Depending on the outcome of the evaluation, the customers are rated as high, medium or low-risk customers. The RFA can decide whether the customer could be accepted or rejected based on the outcome of the risk rating of the customer. A very important guideline for Singapore company incorporation.
Who are generally categorised as high-risk customers?
The FATF guidelines identify high-risk customers based on the country of origin of the customer, nationality, country of registration of the entity and nature of business. A customer’s risk of exposure to ML/TF risk is generally assessed by evaluating diverse factors such as the customer company’s layers of structure, the scale of activities, country of origin and nature of services provided.
The guidelines have recognised some customers as low-risk customers. For instance, financial institutions that are subjected to AML/CFT regulations, listed public companies that are subjected to beneficial owner disclosure requirements and companies that originate from countries that are identified by credible sources such as Financial Action Task Force (FATF) as less corrupt or have enforced strict AML and CFT regulatory measures get categorised as low-risk customers.
So essentially, customers who do not get categorised as low-risk customers will be deemed to have a higher exposure to risks of ML and TF and subjected to greater scrutiny. Based on the conclusion at the end of the evaluation, the RFA can choose to accept or reject a customer.
What happens if the evaluation cannot be completed at the time of customer onboarding?
The Framework requires that the customer due diligence must be performed prior to the establishment of a business relationship. However, if it cannot be completed right at the time of onboarding, then due diligence must be completed within 14 calendar days. If for whatsoever reason, it could not be completed within 14 days, then the business relationship must be terminated.
Doing such extensive paperwork and committing resources for such non-revenue generating activities will be perceived as an encumbrance by companies that wish to incorporate their business in Singapore quickly. The 14-day window period is allowed to facilitate companies to establish a business relationship and commence operations quickly and not to let such regulatory formalities hinder their business transactions. However, if, and if the CSP finds the customer to be non-cooperative to complete the due diligence report, then it would terminate the business relationship.

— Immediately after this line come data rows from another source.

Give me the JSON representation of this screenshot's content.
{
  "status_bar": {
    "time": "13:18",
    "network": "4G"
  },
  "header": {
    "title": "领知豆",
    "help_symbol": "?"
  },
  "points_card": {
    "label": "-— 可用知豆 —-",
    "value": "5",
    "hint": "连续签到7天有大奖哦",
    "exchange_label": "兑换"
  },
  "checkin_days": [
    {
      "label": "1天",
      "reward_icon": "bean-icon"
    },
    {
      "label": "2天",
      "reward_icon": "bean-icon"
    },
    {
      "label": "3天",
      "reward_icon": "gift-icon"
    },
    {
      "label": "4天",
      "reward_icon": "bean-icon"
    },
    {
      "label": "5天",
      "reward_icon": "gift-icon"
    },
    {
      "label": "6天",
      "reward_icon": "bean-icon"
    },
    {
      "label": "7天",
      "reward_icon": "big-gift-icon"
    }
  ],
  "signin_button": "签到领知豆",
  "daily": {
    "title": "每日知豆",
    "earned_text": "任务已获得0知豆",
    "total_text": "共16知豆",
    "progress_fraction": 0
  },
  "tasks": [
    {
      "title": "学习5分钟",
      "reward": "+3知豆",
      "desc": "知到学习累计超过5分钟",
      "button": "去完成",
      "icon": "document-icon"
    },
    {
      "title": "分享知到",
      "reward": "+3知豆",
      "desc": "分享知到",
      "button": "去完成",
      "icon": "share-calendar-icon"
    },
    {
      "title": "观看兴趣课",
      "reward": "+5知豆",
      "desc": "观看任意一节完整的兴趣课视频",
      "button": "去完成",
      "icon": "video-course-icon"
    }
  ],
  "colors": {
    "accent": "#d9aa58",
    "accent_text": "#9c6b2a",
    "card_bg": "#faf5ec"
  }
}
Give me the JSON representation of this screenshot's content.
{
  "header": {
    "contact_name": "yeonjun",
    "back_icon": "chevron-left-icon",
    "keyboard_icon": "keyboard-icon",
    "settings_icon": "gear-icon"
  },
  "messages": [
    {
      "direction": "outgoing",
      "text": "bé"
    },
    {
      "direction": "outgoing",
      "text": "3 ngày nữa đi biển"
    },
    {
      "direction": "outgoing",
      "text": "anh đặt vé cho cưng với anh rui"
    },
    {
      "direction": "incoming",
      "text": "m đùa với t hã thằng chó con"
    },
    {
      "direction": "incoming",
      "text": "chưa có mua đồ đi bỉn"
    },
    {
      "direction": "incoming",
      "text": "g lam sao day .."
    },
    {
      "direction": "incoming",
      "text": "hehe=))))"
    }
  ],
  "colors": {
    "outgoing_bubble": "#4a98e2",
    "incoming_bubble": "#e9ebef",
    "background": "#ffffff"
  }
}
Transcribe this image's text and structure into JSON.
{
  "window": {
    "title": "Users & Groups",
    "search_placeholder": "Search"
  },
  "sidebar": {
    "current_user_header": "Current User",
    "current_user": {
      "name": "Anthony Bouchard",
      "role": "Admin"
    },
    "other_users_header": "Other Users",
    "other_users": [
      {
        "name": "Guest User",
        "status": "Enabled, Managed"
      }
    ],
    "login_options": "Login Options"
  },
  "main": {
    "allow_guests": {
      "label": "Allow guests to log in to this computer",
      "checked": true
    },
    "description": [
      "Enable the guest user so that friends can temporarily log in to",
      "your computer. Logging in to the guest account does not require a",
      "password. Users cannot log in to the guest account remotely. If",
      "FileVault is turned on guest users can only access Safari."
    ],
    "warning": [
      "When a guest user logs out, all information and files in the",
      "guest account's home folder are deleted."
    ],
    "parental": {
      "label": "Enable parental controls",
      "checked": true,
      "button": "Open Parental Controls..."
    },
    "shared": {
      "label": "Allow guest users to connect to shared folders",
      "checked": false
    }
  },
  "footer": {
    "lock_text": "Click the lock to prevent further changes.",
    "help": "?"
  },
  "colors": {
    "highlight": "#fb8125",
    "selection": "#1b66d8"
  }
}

It must be noted that such due diligence, besides being performed at the time of onboarding will also be performed at other times as well during the business relationship based on the perceived risk of the customer. If any transaction is identified or suspected as ML/TF risk, then the CSP/RFA will report it to the authority by filing the Suspicious Transactions Report within 15 days of identifying such transaction.
What does it mean to you as a customer?
Engaging CSPs and RFAs whose employees are competent AML and CTF framework will be helpful to improve your compliance, credibility and transparency and add merit to your business if it is operating across international borders, or transacting with large-scale international clients, suppliers or participating in government procurement programmes.
It will minimise your exposure to suspicious transactions and risks of ML and TF. If your transactions have the propensity to raise red flags, then it is advisable to explain the rationale for such transactions to your CSP and substantiate your stand with adequate evidence.
Any attempt to hide, withhold or reluctance to share information when requested by the CSP/RFA, will potentially trigger suspicion and the CSP/RFA would not only deny service but also escalate the matter to the regulator.
Therefore, it is imperative to maintain and update records of transactions to seamlessly share information with your CSP/RFA, keep them updated of any change in the information provided and have in place a clear internal policy and directives to your employees to manage the data that need to be shared with your CSP/RFA.